BISMARCK, N.D. - Victims of crimes are often thrust into the criminal justice system through no fault of their own.
Measure 3, known to proponents as Marsy's Law, would place about 20 rights for victims in the state's constitution.
That includes the right to refuse deposition, the right to promptly be notified of a criminal's release and the right to proceedings free from unreasonable delay.
But opponents say many of these rights are already in state law. Others could lead to legal issues.
The presumption of innocence - innocent until proven guilty - is one of the most important parts of the U.S. justice system and is codified in several amendments, but crime victims aren't included in that equation.
"They are thrust into the criminal justice system through no fault of their own, and then they are too routinely, sometimes but not all the time, ignored," says Kathleen Wrigley, Marsy's Law for North Dakota Chairwoman.
But opponents say the measure will bog down the system.
"It's poorly worded. It has a lot of ambiguities in it, and we don't want to have ambiguities in our constitution. You want clear, concise, direct statements of constitutional law," says Bob Wefald, former attorney general.

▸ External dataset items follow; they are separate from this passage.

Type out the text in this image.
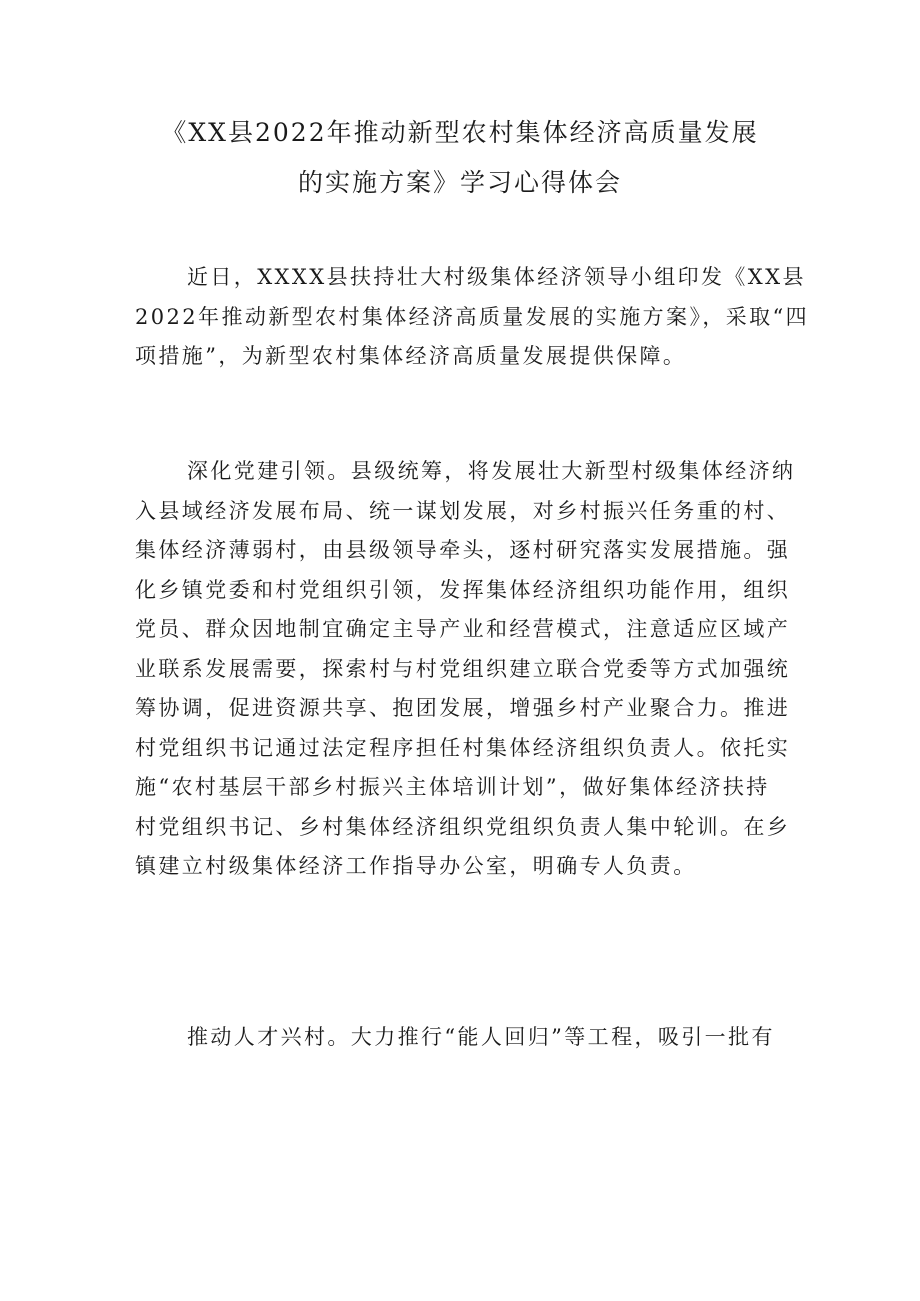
《XX县2022年推动新型农村集体经济高质量发展
的实施方案》学习心得体会

近日，XXXX县扶持壮大村级集体经济领导小组印发《XX县
2022年推动新型农村集体经济高质量发展的实施方案》，采取“四
项措施”，为新型农村集体经济高质量发展提供保障。

深化党建引领。县级统筹，将发展壮大新型村级集体经济纳
入县域经济发展布局、统一谋划发展，对乡村振兴任务重的村、
集体经济薄弱村，由县级领导牵头，逐村研究落实发展措施。强
化乡镇党委和村党组织引领，发挥集体经济组织功能作用，组织
党员、群众因地制宜确定主导产业和经营模式，注意适应区域产
业联系发展需要，探索村与村党组织建立联合党委等方式加强统
筹协调，促进资源共享、抱团发展，增强乡村产业聚合力。推进
村党组织书记通过法定程序担任村集体经济组织负责人。依托实
施“农村基层干部乡村振兴主体培训计划”，做好集体经济扶持
村党组织书记、乡村集体经济组织党组织负责人集中轮训。在乡
镇建立村级集体经济工作指导办公室，明确专人负责。

推动人才兴村。大力推行“能人回归”等工程，吸引一批有
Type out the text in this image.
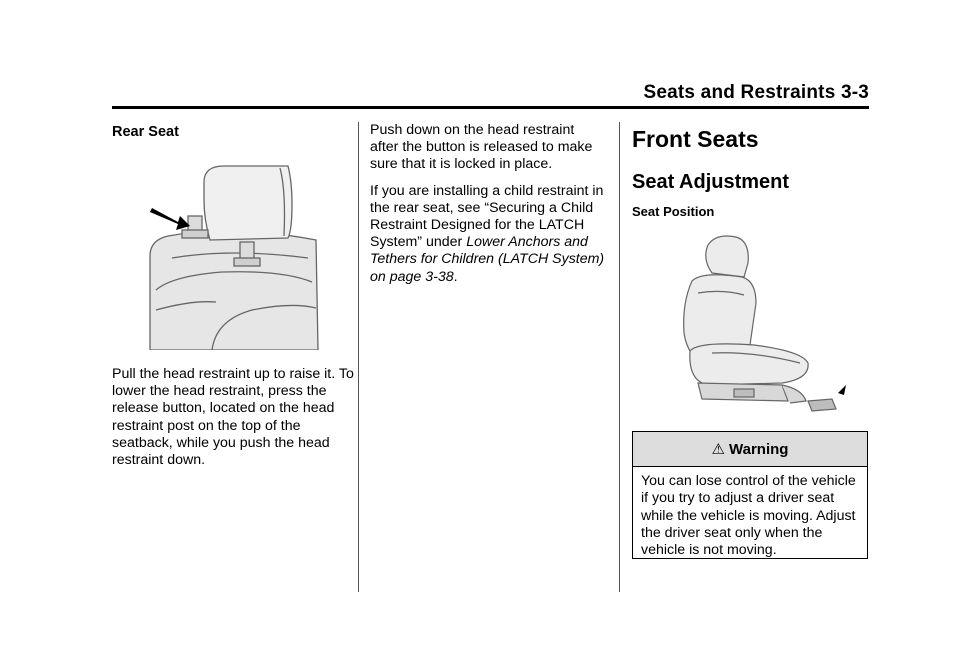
Seats and Restraints 3-3
Rear Seat

Pull the head restraint up to raise it. To lower the head restraint, press the release button, located on the head restraint post on the top of the seatback, while you push the head restraint down.

Push down on the head restraint after the button is released to make sure that it is locked in place.

If you are installing a child restraint in the rear seat, see “Securing a Child Restraint Designed for the LATCH System” under Lower Anchors and Tethers for Children (LATCH System) on page 3-38.

Front Seats
Seat Adjustment
Seat Position
⚠ Warning
You can lose control of the vehicle if you try to adjust a driver seat while the vehicle is moving. Adjust the driver seat only when the vehicle is not moving.
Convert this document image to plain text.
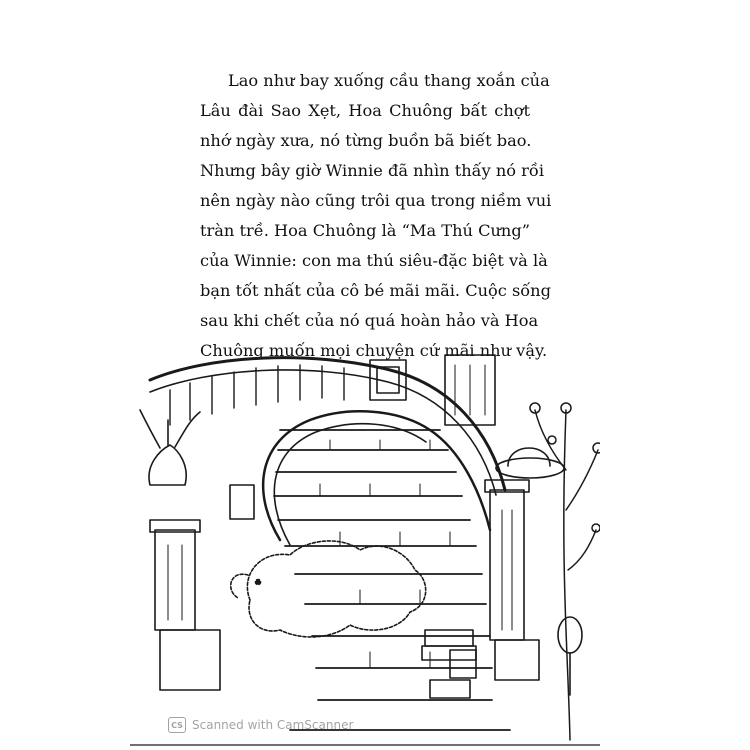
Lao như bay xuống cầu thang xoắn của
Lâu đài Sao Xẹt, Hoa Chuông bất chợt
nhớ ngày xưa, nó từng buồn bã biết bao.
Nhưng bây giờ Winnie đã nhìn thấy nó rồi
nên ngày nào cũng trôi qua trong niềm vui
tràn trề. Hoa Chuông là “Ma Thú Cưng”
của Winnie: con ma thú siêu-đặc biệt và là
bạn tốt nhất của cô bé mãi mãi. Cuộc sống
sau khi chết của nó quá hoàn hảo và Hoa
Chuông muốn mọi chuyện cứ mãi như vậy.
CS Scanned with CamScanner
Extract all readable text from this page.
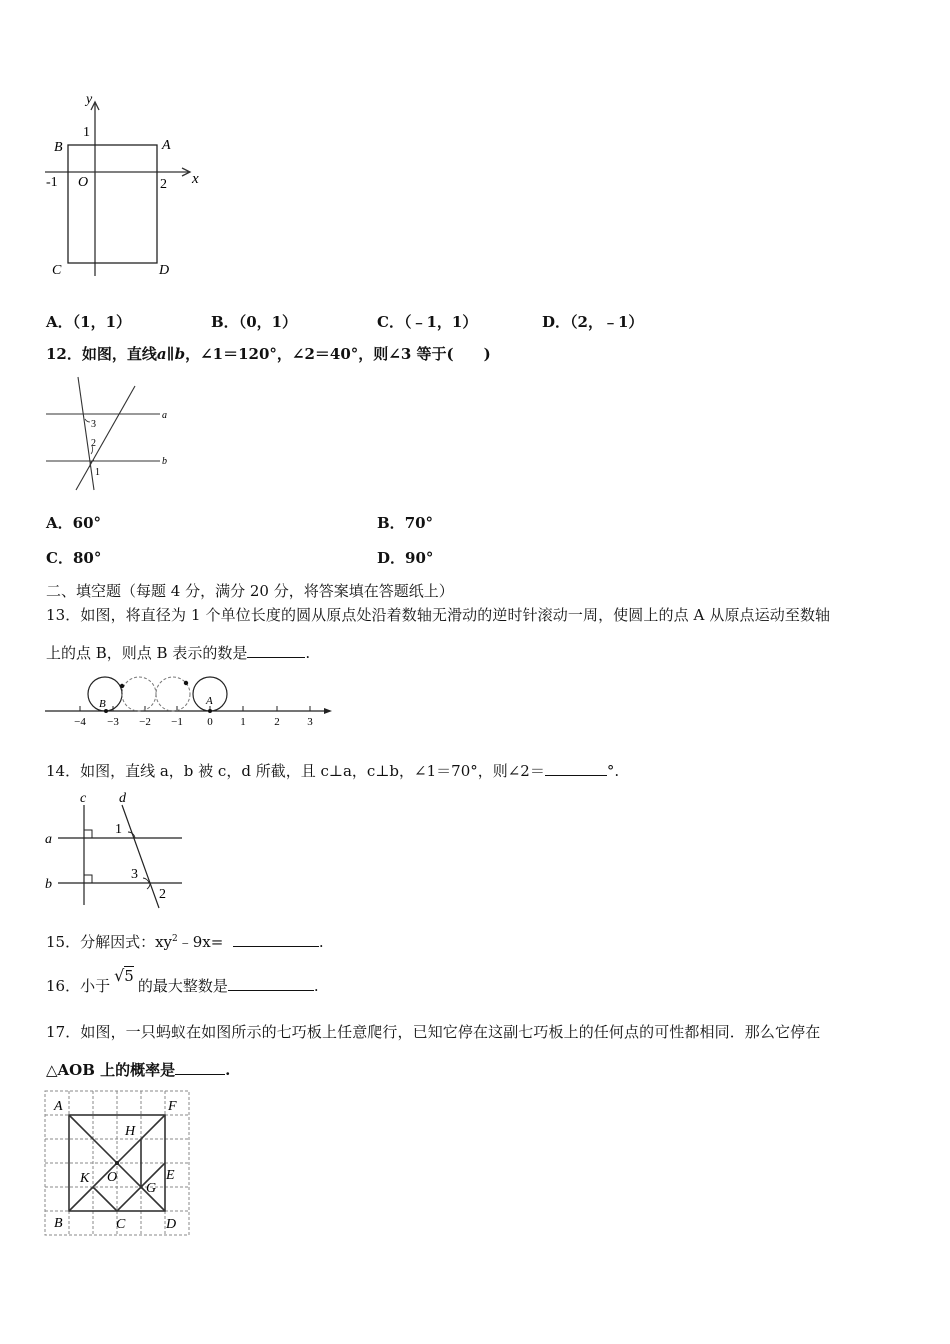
y
x
1
-1 O	2
A
B
C	D
A．（1，1）	B．（0，1）	C．（﹣1，1）	D．（2，﹣1）
12．如图，直线a∥b，∠1＝120°，∠2＝40°，则∠3 等于(　　)
a
b
3
2
1
A．60°	B．70°
C．80°	D．90°
二、填空题（每题 4 分，满分 20 分，将答案填在答题纸上）
13．如图，将直径为 1 个单位长度的圆从原点处沿着数轴无滑动的逆时针滚动一周，使圆上的点 A 从原点运动至数轴
上的点 B，则点 B 表示的数是	.
B	A
−4 −3 −2 −1 0	1	2	3
14．如图，直线 a，b 被 c，d 所截，且 c⊥a，c⊥b，∠1＝70°，则∠2＝	°.
c d
a
b
1
3
2
15．分解因式：$xy^2﹣9x=$	.
16．小于√5的最大整数是	.
17．如图，一只蚂蚁在如图所示的七巧板上任意爬行，已知它停在这副七巧板上的任何点的可性都相同．那么它停在
△AOB 上的概率是	.
A	F
H
K O
G
E
B	C	D
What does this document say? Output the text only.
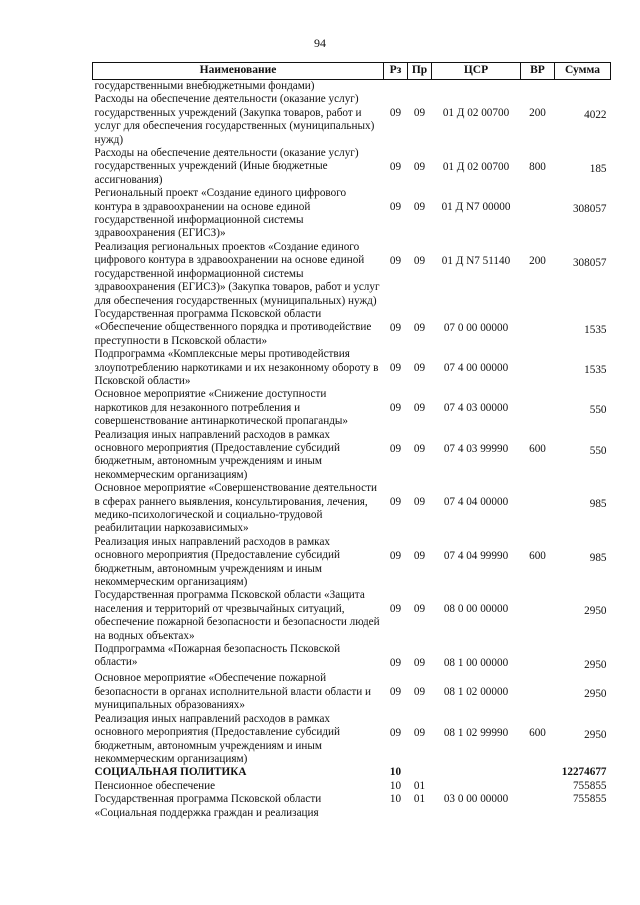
94
Наименование	Рз	Пр	ЦСР	ВР	Сумма
государственными внебюджетными фондами)					
Расходы на обеспечение деятельности (оказание услуг) государственных учреждений (Закупка товаров, работ и услуг для обеспечения государственных (муниципальных) нужд)	09	09	01 Д 02 00700	200	4022
Расходы на обеспечение деятельности (оказание услуг) государственных учреждений (Иные бюджетные ассигнования)	09	09	01 Д 02 00700	800	185
Региональный проект «Создание единого цифрового контура в здравоохранении на основе единой государственной информационной системы здравоохранения (ЕГИСЗ)»	09	09	01 Д N7 00000		308057
Реализация региональных проектов «Создание единого цифрового контура в здравоохранении на основе единой государственной информационной системы здравоохранения (ЕГИСЗ)» (Закупка товаров, работ и услуг для обеспечения государственных (муниципальных) нужд)	09	09	01 Д N7 51140	200	308057
Государственная программа Псковской области «Обеспечение общественного порядка и противодействие преступности в Псковской области»	09	09	07 0 00 00000		1535
Подпрограмма «Комплексные меры противодействия злоупотреблению наркотиками и их незаконному обороту в Псковской области»	09	09	07 4 00 00000		1535
Основное мероприятие «Снижение доступности наркотиков для незаконного потребления и совершенствование антинаркотической пропаганды»	09	09	07 4 03 00000		550
Реализация иных направлений расходов в рамках основного мероприятия (Предоставление субсидий бюджетным, автономным учреждениям и иным некоммерческим организациям)	09	09	07 4 03 99990	600	550
Основное мероприятие «Совершенствование деятельности в сферах раннего выявления, консультирования, лечения, медико-психологической и социально-трудовой реабилитации наркозависимых»	09	09	07 4 04 00000		985
Реализация иных направлений расходов в рамках основного мероприятия (Предоставление субсидий бюджетным, автономным учреждениям и иным некоммерческим организациям)	09	09	07 4 04 99990	600	985
Государственная программа Псковской области «Защита населения и территорий от чрезвычайных ситуаций, обеспечение пожарной безопасности и безопасности людей на водных объектах»	09	09	08 0 00 00000		2950
Подпрограмма «Пожарная безопасность Псковской области»	09	09	08 1 00 00000		2950
Основное мероприятие «Обеспечение пожарной безопасности в органах исполнительной власти области и муниципальных образованиях»	09	09	08 1 02 00000		2950
Реализация иных направлений расходов в рамках основного мероприятия (Предоставление субсидий бюджетным, автономным учреждениям и иным некоммерческим организациям)	09	09	08 1 02 99990	600	2950
СОЦИАЛЬНАЯ ПОЛИТИКА	10				12274677
Пенсионное обеспечение	10	01			755855
Государственная программа Псковской области «Социальная поддержка граждан и реализация	10	01	03 0 00 00000		755855
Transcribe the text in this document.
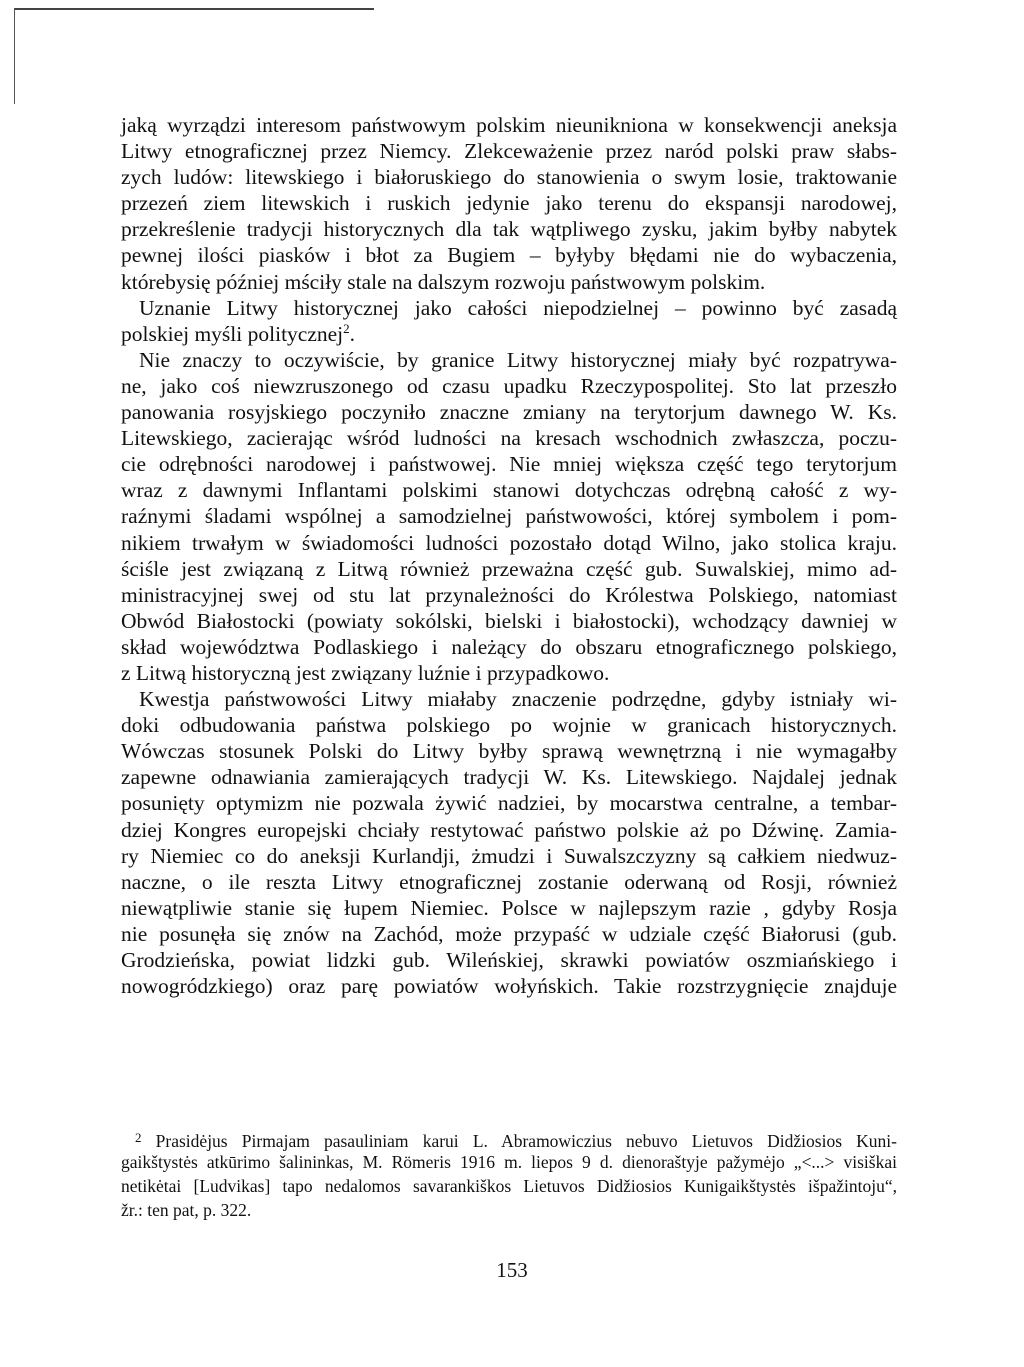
jaką wyrządzi interesom państwowym polskim nieuniknionа w konsekwencji aneksja
Litwy etnograficznej przez Niemcy. Zlekceważenie przez naród polski praw słabs-
zych ludów: litewskiego i białoruskiego do stanowienia o swym losie, traktowanie
przezeń ziem litewskich i ruskich jedynie jako terenu do ekspansji narodowej,
przekreślenie tradycji historycznych dla tak wątpliwego zysku, jakim byłby nabytek
pewnej ilości piasków i błot za Bugiem – byłyby błędami nie do wybaczenia,
którebysię później mściły stale na dalszym rozwoju państwowym polskim.
Uznanie Litwy historycznej jako całości niepodzielnej – powinno być zasadą
polskiej myśli politycznej$^2$.
Nie znaczy to oczywiście, by granice Litwy historycznej miały być rozpatrywa-
ne, jako coś niewzruszonego od czasu upadku Rzeczypospolitej. Sto lat przeszło
panowania rosyjskiego poczyniło znaczne zmiany na terytorjum dawnego W. Ks.
Litewskiego, zacierając wśród ludności na kresach wschodnich zwłaszcza, poczu-
cie odrębności narodowej i państwowej. Nie mniej większa część tego terytorjum
wraz z dawnymi Inflantami polskimi stanowi dotychczas odrębną całość z wy-
raźnymi śladami wspólnej a samodzielnej państwowości, której symbolem i pom-
nikiem trwałym w świadomości ludności pozostało dotąd Wilno, jako stolica kraju.
ściśle jest związaną z Litwą również przeważna część gub. Suwalskiej, mimo ad-
ministracyjnej swej od stu lat przynależności do Królestwa Polskiego, natomiast
Obwód Białostocki (powiaty sokólski, bielski i białostocki), wchodzący dawniej w
skład województwa Podlaskiego i należący do obszaru etnograficznego polskiego,
z Litwą historyczną jest związany luźnie i przypadkowo.
Kwestja państwowości Litwy miałaby znaczenie podrzędne, gdyby istniały wi-
doki odbudowania państwa polskiego po wojnie w granicach historycznych.
Wówczas stosunek Polski do Litwy byłby sprawą wewnętrzną i nie wymagałby
zapewne odnawiania zamierających tradycji W. Ks. Litewskiego. Najdalej jednak
posunięty optymizm nie pozwala żywić nadziei, by mocarstwa centralne, a tembar-
dziej Kongres europejski chciały restytować państwo polskie aż po Dźwinę. Zamia-
ry Niemiec co do aneksji Kurlandji, żmudzi i Suwalszczyzny są całkiem niedwuz-
naczne, o ile reszta Litwy etnograficznej zostanie oderwaną od Rosji, również
niewątpliwie stanie się łupem Niemiec. Polsce w najlepszym razie , gdyby Rosja
nie posunęła się znów na Zachód, może przypaść w udziale część Białorusi (gub.
Grodzieńska, powiat lidzki gub. Wileńskiej, skrawki powiatów oszmiańskiego i
nowogródzkiego) oraz parę powiatów wołyńskich. Takie rozstrzygnięcie znajduje
$^2$ Prasidėjus Pirmajam pasauliniam karui L. Abramowiczius nebuvo Lietuvos Didžiosios Kuni-
gaikštystės atkūrimo šalininkas, M. Römeris 1916 m. liepos 9 d. dienoraštyje pažymėjo „<...> visiškai
netikėtai [Ludvikas] tapo nedalomos savarankiškos Lietuvos Didžiosios Kunigaikštystės išpažintoju“,
žr.: ten pat, p. 322.
153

They also worry that money for the campaign comes from California entrepreneur Henry Nicholas, who has donated more than $2 million.
"It's not right for North Dakota because we value our constitution. We don't like people messing with our constitution, we don't like out-of-state billionaires coming in and trying to rewrite parts of our constitution," says Wefald.
"Crime victims are falling through the cracks. I have crisscrossed the state. I have listened to their stories. They're falling through the cracks, not 100 percent of the time, but talk to them. For them, it's 100 percent of the time," says Wrigley.
Wefald says proponents should have come to the legislature to ask for changes, while Wrigley says constitutional change is necessary. She says even though victims are protected in state law, constitutional protection goes above and beyond.
Wrigley says North Dakota is one of 18 states without constitutional protections for crime victims.